Henry Lane Stone was born in Bath County, Kentucky, on January 17, 1842, to Samuel and Sallie (Lane) Stone. Stone attended Kentucky and Indiana public schools and later studied law. He had just received his law license when the Civil War erupted, and he left his new career to join the Ninth Kentucky Cavalry. After the war, he married Pamela Lane Boune, with whom he had a daughter and a son. In 1866, Stone began practicing law again in Owingsville, Kentucky and served in several firms throughout the state before becoming city attorney of Louisville, Kentucky, in 1896. In 1905, he became general council of the Louisville and Nashville Railroad and served in this position until 1921. Stone died on May 31, 1922, in Louisville.

Stone's narrative of the Civil War, "Morgan's Men," was originally a speech given at a Confederate veterans' group meeting in 1919. The Free Public Library Press of Louisville, Kentucky, printed the story as a pamphlet at the suggestion of the Louisville Evening Post, which could "not find the space for this exciting and instructive story" (p. 1). The narrative begins with Stone leaving his family in Indiana, a free state, for Kentucky, where he could join a Confederate company. Stone explains that despite the fact that three of his brothers enlisted in the Federal army, he was "an earnest advocate of State rights," and "could not conscientiously go with them" (p. 4). Stone then describes his adventures fighting on the war's Midwestern fronts as a member of General John H. Morgan's famous cavalry; his capture and escape from multiple prisons; and his thoughts on the aftermath of the Civil War.

Stone's experiences as a soldier are particularly interesting, because in his travels through the North and the border states, he consistently encounters friends and family members on the Union side of the conflict. For example, when his company captures an Indiana regiment at Muldraugh's Hill, Indiana, Stone meets many prisoners who were "old friends and acquaintances" (p. 9). He reports, "I saw and conversed with a number of them while prisoners in our charge, and had my fellow soldiers show them as much kindness as possible under the circumstances" (p. 9). When Stone himself is captured, Federal troops take him to a prison "within forty miles of the home of [his] parents" (p. 11).

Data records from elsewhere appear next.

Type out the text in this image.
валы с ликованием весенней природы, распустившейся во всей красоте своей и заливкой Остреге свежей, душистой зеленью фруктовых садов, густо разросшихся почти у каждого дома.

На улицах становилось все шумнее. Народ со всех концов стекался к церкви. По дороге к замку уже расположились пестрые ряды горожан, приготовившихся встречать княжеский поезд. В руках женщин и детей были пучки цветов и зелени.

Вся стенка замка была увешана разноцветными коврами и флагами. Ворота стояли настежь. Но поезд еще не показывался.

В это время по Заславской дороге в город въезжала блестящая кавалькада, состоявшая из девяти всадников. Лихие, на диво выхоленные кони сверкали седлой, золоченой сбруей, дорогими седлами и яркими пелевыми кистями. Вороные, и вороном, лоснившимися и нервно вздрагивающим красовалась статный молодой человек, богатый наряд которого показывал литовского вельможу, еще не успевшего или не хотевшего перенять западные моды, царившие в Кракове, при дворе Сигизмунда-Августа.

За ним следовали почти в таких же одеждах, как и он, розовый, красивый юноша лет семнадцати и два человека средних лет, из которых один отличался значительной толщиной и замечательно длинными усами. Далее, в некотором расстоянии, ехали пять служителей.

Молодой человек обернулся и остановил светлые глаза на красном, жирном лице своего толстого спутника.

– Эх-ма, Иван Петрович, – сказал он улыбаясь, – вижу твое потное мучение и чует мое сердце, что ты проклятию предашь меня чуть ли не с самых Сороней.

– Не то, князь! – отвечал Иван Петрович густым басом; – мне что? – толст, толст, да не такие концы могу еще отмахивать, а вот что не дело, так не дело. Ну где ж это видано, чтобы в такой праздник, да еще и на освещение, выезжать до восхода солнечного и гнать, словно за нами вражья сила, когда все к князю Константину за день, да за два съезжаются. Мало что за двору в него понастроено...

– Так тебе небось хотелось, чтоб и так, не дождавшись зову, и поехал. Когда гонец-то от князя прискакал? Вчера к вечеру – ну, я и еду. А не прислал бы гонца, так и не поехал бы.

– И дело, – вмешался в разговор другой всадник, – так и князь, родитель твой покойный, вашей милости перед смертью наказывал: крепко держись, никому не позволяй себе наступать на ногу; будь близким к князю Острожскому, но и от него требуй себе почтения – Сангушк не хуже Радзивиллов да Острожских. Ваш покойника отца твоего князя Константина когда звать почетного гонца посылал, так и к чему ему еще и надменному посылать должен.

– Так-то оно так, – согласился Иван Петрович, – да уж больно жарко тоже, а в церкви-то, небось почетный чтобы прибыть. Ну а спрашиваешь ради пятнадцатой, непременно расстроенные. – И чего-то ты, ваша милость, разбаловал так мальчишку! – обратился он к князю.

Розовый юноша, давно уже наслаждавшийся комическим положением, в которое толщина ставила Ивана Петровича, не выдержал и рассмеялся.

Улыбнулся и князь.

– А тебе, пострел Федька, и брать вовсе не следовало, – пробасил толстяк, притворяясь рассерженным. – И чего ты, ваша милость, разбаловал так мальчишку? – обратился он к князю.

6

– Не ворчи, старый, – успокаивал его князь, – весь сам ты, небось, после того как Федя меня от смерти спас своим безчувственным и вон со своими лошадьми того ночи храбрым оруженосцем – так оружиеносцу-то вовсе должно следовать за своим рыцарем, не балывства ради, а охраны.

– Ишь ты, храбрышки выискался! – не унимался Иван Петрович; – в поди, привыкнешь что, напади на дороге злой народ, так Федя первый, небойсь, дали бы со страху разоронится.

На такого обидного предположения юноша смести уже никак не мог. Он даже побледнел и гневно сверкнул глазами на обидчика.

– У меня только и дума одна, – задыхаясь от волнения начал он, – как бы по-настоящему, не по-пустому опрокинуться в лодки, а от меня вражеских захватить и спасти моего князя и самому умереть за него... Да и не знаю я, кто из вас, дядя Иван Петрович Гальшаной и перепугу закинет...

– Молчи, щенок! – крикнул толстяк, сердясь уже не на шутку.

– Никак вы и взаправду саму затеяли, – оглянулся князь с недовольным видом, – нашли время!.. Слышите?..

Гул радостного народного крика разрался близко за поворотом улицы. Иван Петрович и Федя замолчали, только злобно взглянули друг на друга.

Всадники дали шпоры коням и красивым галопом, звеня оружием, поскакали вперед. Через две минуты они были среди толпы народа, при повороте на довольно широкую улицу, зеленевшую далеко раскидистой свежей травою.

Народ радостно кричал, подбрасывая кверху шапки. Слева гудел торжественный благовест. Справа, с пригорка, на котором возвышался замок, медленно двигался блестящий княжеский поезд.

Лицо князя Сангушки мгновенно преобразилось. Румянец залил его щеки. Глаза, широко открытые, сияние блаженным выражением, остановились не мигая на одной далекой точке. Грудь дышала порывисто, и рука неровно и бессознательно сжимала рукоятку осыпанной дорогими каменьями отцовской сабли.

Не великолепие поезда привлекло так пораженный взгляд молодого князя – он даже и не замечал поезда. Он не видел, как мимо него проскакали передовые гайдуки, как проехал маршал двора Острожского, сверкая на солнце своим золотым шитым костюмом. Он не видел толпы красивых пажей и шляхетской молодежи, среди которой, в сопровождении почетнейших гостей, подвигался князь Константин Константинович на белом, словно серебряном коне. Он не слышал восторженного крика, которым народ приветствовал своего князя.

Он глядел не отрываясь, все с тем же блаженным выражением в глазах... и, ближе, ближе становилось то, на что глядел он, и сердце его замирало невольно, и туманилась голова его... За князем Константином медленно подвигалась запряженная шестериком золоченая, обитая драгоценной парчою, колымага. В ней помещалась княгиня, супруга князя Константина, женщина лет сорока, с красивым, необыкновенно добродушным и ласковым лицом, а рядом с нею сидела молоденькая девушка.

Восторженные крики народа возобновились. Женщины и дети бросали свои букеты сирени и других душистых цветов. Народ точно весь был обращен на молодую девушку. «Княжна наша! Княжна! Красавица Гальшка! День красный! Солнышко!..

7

Stone's escape from this prison camp sets in motion a series of events that reads more like a runaway slave's narrative than a confederate soldier's memoir. Stone first heads back home, to "the very house" of his birth, where he is recaptured and taken for a time to a dungeon-like cell with "chains which were said to have been used in the confinement of runaway slaves before the Civil War" (p. 15). When he escapes again, he flees toward Canada, and arrives safely only because he hides in the engine room of the boat on which he travels.

He stays in Canada for the winter of 1863-64 before deciding that he must return to the battlefield. When he leaves Canada, he disguises himself by dyeing his hair, mustache, and beard black. He reaches "Morgan's Men" at Greenville, Tennessee, just in time for the battle in which Morgan is killed. The already forlorn troops then head to Georgia to follow in the wake of Sherman's march through the South near the end of the war. They hear of General Robert E. Lee's war-ending surrender while they are in Greensboro, North Carolina, but Stone eventually surrenders in Indiana and is paroled in May 1865.

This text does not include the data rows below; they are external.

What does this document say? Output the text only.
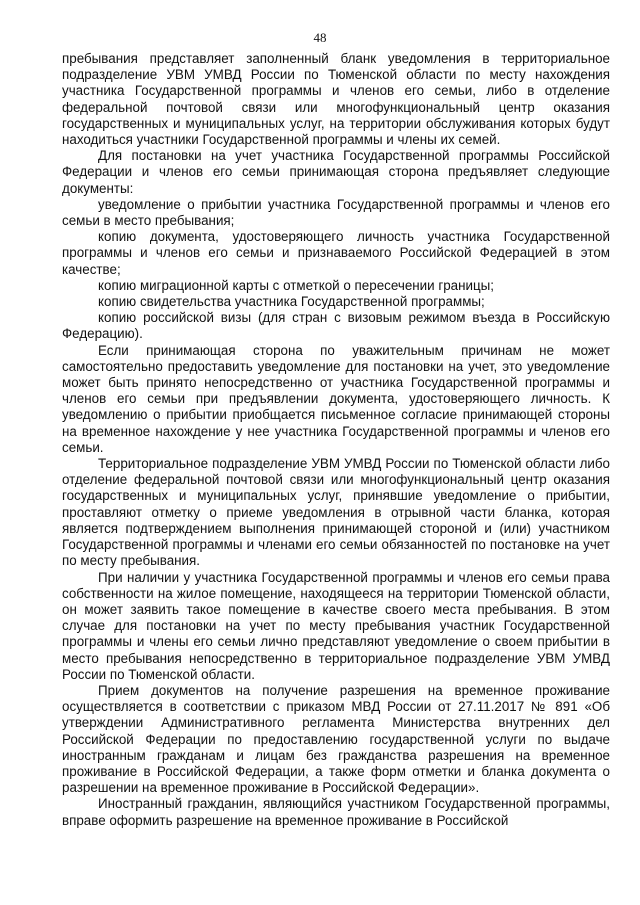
48

пребывания представляет заполненный бланк уведомления в территориальное подразделение УВМ УМВД России по Тюменской области по месту нахождения участника Государственной программы и членов его семьи, либо в отделение федеральной почтовой связи или многофункциональный центр оказания государственных и муниципальных услуг, на территории обслуживания которых будут находиться участники Государственной программы и члены их семей.

Для постановки на учет участника Государственной программы Российской Федерации и членов его семьи принимающая сторона предъявляет следующие документы:

уведомление о прибытии участника Государственной программы и членов его семьи в место пребывания;

копию документа, удостоверяющего личность участника Государственной программы и членов его семьи и признаваемого Российской Федерацией в этом качестве;

копию миграционной карты с отметкой о пересечении границы;

копию свидетельства участника Государственной программы;

копию российской визы (для стран с визовым режимом въезда в Российскую Федерацию).

Если принимающая сторона по уважительным причинам не может самостоятельно предоставить уведомление для постановки на учет, это уведомление может быть принято непосредственно от участника Государственной программы и членов его семьи при предъявлении документа, удостоверяющего личность. К уведомлению о прибытии приобщается письменное согласие принимающей стороны на временное нахождение у нее участника Государственной программы и членов его семьи.

Территориальное подразделение УВМ УМВД России по Тюменской области либо отделение федеральной почтовой связи или многофункциональный центр оказания государственных и муниципальных услуг, принявшие уведомление о прибытии, проставляют отметку о приеме уведомления в отрывной части бланка, которая является подтверждением выполнения принимающей стороной и (или) участником Государственной программы и членами его семьи обязанностей по постановке на учет по месту пребывания.

При наличии у участника Государственной программы и членов его семьи права собственности на жилое помещение, находящееся на территории Тюменской области, он может заявить такое помещение в качестве своего места пребывания. В этом случае для постановки на учет по месту пребывания участник Государственной программы и члены его семьи лично представляют уведомление о своем прибытии в место пребывания непосредственно в территориальное подразделение УВМ УМВД России по Тюменской области.

Прием документов на получение разрешения на временное проживание осуществляется в соответствии с приказом МВД России от 27.11.2017 № 891 «Об утверждении Административного регламента Министерства внутренних дел Российской Федерации по предоставлению государственной услуги по выдаче иностранным гражданам и лицам без гражданства разрешения на временное проживание в Российской Федерации, а также форм отметки и бланка документа о разрешении на временное проживание в Российской Федерации».

Иностранный гражданин, являющийся участником Государственной программы, вправе оформить разрешение на временное проживание в Российской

Stone devotes the rest of his narrative to reflecting on his experiences in the war's aftermath. According to the pamphlet's preface, the Evening Post was particularly impressed with Stone's "vivid" portrayal of Morgan's command, as well as his attention to "the part played in the affairs of Kentucky and the Union by these soldiers of Morgan's command after the war was over" (p. 1). Stone points out, for example, that many of the soldiers with whom he served went on to be lawyers, doctors, or statesmen. He also notes that the United States, "with peace and prosperity throughout the land and all sections again united in fraternal feeling," emerged from the Civil War a greater nation and "beyond question the greatest country in the world" (p. 35). This preeminence, Stone suggests, allowed the United States to fight so successfully for "human liberty" during World War I (p. 36).

Works Consulted: "Henry Lane Stone," The National Cyclopedia of National Biography, Vol.19, New York: James T. White, 1926, p. 96.